Pakistan launches probe into MQM's alleged ties with RAW
Islamabad: Pakistan has launched formal probe into the reports and allegations that India's RAW gave money to Karachi-based Muttahida Qaumi Movement (MQM) party to destabilise the country, officials said today.
Interior Minister Nisar Ali Khan tasked the Federal Investigation Agency (FIA) to probe various allegations of funding by Research and Analysis Wing (RAW) to MQM dominated by Urdu-speaking people who migrated from India to Pakistan after partition in 1947.
An official of the Interior Ministry said that the initiative was taken after a prominent businessman and London-based confidante of MQM Sarfaraz Merchant said in a recent TV interview that he had seen proof of Indian funding to MQM.

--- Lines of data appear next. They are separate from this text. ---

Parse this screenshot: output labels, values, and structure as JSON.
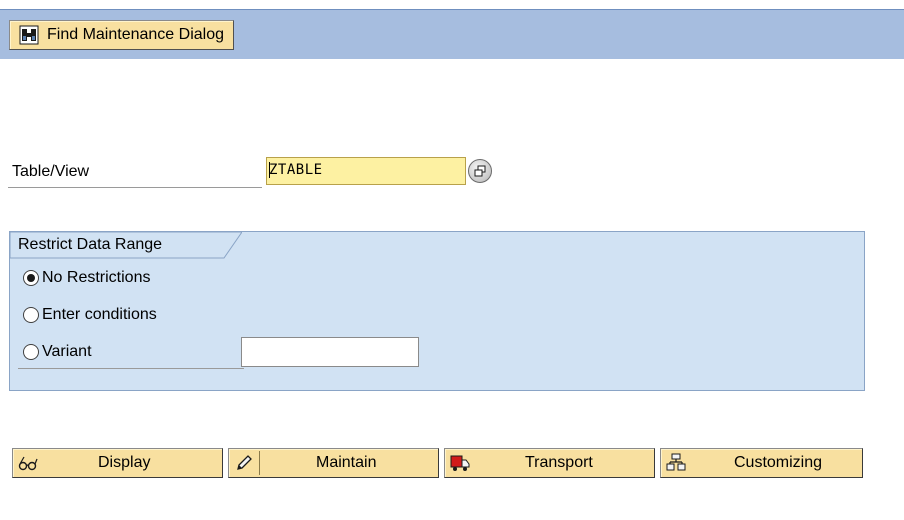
{
  "toolbar": {
    "find_button_label": "Find Maintenance Dialog",
    "find_icon": "binoculars-icon"
  },
  "selection": {
    "table_view_label": "Table/View",
    "table_view_value": "ZTABLE",
    "value_help_icon": "value-help-icon"
  },
  "restrict_group": {
    "title": "Restrict Data Range",
    "options": [
      {
        "label": "No Restrictions",
        "selected": true
      },
      {
        "label": "Enter conditions",
        "selected": false
      },
      {
        "label": "Variant",
        "selected": false
      }
    ],
    "variant_value": ""
  },
  "actions": {
    "display": {
      "label": "Display",
      "icon": "glasses-icon"
    },
    "maintain": {
      "label": "Maintain",
      "icon": "pencil-icon"
    },
    "transport": {
      "label": "Transport",
      "icon": "truck-icon"
    },
    "customizing": {
      "label": "Customizing",
      "icon": "hierarchy-icon"
    }
  },
  "colors": {
    "toolbar_bg": "#a6bddf",
    "button_bg": "#f8e0a0",
    "input_required_bg": "#fdf1a2",
    "group_bg": "#d1e2f3"
  }
}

He said that India also provided money to buy weapons. Merchant said several lists of weapons had been found in the house of MQM chief Altaf Hussain in London during a raid by Scotland Yard in 2014.
India has repeatedly dismissed the claim that it was funding the MQM to destabilise Pakistan. MQM on Monday also rejected as "false" and "baseless" the allegations against it of having ties with RAW.
Hussain fled to the UK in 1992 and later got British citizenship. He has been running the party from London where he is being probed by London police for money laundering. FIA plans to interrogate Merchant and others.
Pakistan will also ask the UK at an appropriate time how and why Hussain, a British citizen, was using Indian money to destabilise Pakistan, the officials said. Karachi has seen widespread violence for over decades and MQM is often blamed for it but the party always had denied it.